When Best Practices Fail (or What to Avoid)
There’s really just one heuristic to follow, albeit a difficult and perhaps subjective one: visual cues that don’t aid the user to a desired action only distract from it.
It’s similar to the old maxim, “Perfection is achieved not when there is nothing more to add, but when there is nothing left to take away.”
When implementing visual cues, don’t go crazy: let your goals lead your design. And don’t always follow the “best practices.”
While images or visual cues themselves may draw more attention, if they are irrelevant or distracting from the main purpose of the page, they could be damaging.
Research has shown that people do look where others are looking, but the effect is less present in people on different parts of the Autism scale and also varies by gender and even political temperament. In addition, an eyetracking study by EyeQuant showed that gaze cueing and faces are not as powerful as marketers tend to believe.

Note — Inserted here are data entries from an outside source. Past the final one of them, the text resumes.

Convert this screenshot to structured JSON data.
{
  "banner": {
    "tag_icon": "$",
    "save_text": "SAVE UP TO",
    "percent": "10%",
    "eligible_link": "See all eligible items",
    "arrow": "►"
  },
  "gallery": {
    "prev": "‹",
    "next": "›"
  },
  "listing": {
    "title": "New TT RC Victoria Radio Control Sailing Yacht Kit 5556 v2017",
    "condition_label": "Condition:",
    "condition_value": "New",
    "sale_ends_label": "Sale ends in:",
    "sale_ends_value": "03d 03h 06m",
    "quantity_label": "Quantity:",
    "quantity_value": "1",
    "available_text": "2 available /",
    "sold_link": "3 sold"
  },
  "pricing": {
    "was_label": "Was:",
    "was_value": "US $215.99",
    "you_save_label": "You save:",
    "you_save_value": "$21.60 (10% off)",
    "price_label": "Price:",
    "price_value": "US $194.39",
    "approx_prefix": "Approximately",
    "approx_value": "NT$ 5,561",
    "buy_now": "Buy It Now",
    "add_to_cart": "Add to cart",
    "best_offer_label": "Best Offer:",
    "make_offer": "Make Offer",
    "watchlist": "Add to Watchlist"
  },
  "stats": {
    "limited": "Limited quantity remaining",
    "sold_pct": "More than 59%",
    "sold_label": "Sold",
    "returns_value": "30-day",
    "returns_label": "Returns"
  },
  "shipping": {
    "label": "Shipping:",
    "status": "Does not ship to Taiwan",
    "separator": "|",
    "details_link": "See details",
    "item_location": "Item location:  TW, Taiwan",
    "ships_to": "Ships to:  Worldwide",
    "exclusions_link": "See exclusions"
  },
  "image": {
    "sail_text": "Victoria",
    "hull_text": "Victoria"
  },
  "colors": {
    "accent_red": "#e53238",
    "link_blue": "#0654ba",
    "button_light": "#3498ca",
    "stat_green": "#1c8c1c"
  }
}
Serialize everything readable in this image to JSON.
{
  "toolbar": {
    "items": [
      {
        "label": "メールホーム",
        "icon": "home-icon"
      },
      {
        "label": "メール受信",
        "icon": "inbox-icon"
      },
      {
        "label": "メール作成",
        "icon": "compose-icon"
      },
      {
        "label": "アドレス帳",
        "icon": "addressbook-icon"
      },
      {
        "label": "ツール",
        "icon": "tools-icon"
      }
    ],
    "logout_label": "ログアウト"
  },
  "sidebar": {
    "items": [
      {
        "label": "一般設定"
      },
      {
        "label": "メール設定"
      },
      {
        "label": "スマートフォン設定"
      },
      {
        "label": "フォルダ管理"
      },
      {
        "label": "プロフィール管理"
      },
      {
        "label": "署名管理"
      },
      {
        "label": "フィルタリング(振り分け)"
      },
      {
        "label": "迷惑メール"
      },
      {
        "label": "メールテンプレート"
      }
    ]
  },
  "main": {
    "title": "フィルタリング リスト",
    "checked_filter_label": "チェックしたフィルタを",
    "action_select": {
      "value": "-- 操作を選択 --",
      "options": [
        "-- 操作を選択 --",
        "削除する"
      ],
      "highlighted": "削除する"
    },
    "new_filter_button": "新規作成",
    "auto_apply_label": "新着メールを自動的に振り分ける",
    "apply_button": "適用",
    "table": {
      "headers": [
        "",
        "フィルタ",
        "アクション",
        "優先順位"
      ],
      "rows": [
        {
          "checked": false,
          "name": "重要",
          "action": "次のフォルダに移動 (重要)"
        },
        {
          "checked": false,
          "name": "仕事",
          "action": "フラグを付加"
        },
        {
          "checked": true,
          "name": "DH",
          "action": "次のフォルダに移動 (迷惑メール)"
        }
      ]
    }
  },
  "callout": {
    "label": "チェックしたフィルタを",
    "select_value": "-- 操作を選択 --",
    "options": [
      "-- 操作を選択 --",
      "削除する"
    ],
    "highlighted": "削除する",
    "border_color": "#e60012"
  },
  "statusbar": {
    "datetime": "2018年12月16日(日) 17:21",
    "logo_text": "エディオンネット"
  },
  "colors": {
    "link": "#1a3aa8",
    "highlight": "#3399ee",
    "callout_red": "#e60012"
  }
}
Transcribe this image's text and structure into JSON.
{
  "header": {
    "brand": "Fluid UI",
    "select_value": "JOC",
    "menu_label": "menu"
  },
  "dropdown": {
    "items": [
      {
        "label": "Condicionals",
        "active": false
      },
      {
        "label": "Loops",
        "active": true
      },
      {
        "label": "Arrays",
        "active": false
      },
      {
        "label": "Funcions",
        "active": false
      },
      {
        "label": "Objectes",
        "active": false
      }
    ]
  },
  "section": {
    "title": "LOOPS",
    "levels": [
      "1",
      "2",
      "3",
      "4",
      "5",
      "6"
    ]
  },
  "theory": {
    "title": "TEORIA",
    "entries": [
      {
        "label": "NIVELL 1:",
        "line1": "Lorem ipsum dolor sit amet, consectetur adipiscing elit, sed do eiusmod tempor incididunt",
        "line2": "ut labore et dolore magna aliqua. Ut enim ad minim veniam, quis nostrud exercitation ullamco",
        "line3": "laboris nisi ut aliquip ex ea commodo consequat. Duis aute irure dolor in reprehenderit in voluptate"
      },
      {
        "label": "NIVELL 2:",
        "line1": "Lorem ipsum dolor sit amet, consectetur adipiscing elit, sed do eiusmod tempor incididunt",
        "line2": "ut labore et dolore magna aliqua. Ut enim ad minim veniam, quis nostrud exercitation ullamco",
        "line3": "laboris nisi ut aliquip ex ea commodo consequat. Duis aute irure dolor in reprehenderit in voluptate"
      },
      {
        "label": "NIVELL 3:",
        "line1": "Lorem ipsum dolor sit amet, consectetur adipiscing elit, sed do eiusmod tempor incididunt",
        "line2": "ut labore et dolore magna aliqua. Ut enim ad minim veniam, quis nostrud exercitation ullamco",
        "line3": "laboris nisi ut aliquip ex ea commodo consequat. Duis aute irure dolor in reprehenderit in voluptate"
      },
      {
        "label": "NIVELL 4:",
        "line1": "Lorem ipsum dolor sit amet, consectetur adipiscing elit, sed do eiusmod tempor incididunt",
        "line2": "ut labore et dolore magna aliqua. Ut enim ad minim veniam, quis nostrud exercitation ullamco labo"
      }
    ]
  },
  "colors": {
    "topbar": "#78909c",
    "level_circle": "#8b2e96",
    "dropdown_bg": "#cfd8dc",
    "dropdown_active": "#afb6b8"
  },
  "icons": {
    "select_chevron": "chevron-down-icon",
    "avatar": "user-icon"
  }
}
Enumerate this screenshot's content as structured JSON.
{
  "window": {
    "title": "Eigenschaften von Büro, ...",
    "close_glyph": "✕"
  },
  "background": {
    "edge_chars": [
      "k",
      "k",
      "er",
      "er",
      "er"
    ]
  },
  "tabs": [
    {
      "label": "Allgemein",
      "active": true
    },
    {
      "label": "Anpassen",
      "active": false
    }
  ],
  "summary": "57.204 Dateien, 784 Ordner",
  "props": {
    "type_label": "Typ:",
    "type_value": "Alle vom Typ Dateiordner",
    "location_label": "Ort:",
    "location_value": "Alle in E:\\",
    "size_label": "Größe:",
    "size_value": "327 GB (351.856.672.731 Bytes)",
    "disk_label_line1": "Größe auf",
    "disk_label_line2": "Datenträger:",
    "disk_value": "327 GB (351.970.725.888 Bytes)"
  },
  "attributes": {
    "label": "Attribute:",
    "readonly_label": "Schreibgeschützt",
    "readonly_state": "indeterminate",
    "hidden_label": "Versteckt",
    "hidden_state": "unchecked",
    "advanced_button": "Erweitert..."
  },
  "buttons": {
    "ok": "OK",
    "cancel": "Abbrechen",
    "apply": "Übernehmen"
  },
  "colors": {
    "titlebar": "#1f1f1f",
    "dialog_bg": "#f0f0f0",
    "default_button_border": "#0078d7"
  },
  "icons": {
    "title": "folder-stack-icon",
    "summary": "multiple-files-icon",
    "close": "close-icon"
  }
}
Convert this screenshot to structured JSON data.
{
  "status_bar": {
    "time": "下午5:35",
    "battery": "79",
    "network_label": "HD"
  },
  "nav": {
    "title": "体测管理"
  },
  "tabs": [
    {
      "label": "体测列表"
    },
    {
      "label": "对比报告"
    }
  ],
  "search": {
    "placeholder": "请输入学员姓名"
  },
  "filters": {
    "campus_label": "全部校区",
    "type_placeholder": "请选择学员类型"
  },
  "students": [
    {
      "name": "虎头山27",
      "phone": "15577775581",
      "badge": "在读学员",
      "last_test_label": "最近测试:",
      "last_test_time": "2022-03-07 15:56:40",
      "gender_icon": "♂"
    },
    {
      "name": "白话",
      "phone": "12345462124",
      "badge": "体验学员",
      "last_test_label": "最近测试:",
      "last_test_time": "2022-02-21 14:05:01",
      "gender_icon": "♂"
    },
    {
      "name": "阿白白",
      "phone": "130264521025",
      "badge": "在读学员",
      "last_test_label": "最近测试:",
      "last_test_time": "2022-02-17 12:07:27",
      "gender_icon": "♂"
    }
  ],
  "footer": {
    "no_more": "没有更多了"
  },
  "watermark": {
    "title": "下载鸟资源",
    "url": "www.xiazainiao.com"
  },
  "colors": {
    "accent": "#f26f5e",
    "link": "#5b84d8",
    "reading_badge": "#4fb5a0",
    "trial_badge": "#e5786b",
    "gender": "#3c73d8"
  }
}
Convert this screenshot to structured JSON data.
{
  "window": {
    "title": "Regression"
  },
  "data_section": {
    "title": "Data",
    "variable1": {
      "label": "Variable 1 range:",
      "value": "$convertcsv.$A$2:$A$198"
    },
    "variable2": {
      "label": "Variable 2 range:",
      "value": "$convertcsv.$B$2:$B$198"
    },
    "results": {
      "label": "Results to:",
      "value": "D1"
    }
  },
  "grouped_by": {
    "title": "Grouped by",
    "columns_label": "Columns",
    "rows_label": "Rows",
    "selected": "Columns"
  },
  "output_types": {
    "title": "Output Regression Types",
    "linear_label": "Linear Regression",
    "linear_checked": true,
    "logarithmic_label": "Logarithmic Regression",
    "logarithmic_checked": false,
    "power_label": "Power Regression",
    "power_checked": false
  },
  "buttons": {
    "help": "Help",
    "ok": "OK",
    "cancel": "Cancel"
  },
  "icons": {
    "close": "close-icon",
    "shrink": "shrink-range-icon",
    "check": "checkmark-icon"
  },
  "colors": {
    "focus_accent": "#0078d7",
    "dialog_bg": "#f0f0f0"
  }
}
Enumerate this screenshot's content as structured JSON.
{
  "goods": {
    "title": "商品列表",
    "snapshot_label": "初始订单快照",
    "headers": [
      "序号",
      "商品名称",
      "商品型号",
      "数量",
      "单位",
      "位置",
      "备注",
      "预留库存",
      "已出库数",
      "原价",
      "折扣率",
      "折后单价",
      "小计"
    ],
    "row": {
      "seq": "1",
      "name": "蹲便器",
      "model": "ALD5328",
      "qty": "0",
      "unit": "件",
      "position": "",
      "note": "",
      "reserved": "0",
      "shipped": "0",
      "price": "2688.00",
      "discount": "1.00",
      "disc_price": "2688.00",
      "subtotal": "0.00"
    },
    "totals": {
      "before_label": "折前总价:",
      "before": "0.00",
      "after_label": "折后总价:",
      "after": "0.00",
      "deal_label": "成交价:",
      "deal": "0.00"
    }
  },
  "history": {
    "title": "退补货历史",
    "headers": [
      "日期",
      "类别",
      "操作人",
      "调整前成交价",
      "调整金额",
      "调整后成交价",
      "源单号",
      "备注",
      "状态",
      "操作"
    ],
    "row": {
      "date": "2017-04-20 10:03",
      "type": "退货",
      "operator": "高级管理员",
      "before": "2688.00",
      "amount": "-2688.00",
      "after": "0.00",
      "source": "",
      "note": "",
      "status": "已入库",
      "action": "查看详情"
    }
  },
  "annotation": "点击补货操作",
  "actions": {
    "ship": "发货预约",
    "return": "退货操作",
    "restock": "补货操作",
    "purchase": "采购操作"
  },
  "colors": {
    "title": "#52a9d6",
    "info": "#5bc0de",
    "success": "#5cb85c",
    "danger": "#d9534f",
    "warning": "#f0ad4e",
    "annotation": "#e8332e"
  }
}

In this example from Felix + Iris, the human image looking at the CTA/value prop performed worse than a product image:
Visual processing is complicated and must be tested. There’s no silver bullet (not even a silver hand-drawn arrow).
Since we process images so much quicker than text, you can convey a lot of information through photos, but they need to be used thoughtfully and carefully because the magnetism of a photo used incorrectly can end up being a distraction.
When choosing photos, think about how images reinforce or distract from your unique value proposition. If your value proposition is around emotions, faces could work well. If not, consider a product shot or informational graphic.
Visual cues are a crucial part of effective design. They can be used to direct attention in a certain direction, emphasize key elements, and inspire action.
As with many things UX or CRO related, it’s part art and part science. There’s a lot of creativity that goes into effective landing page design, but we have a good amount of data to suggest best practices (like the studies above).
And of course, you have to test it all for yourself (no one’s audience is exactly the same nor do they respond the same way).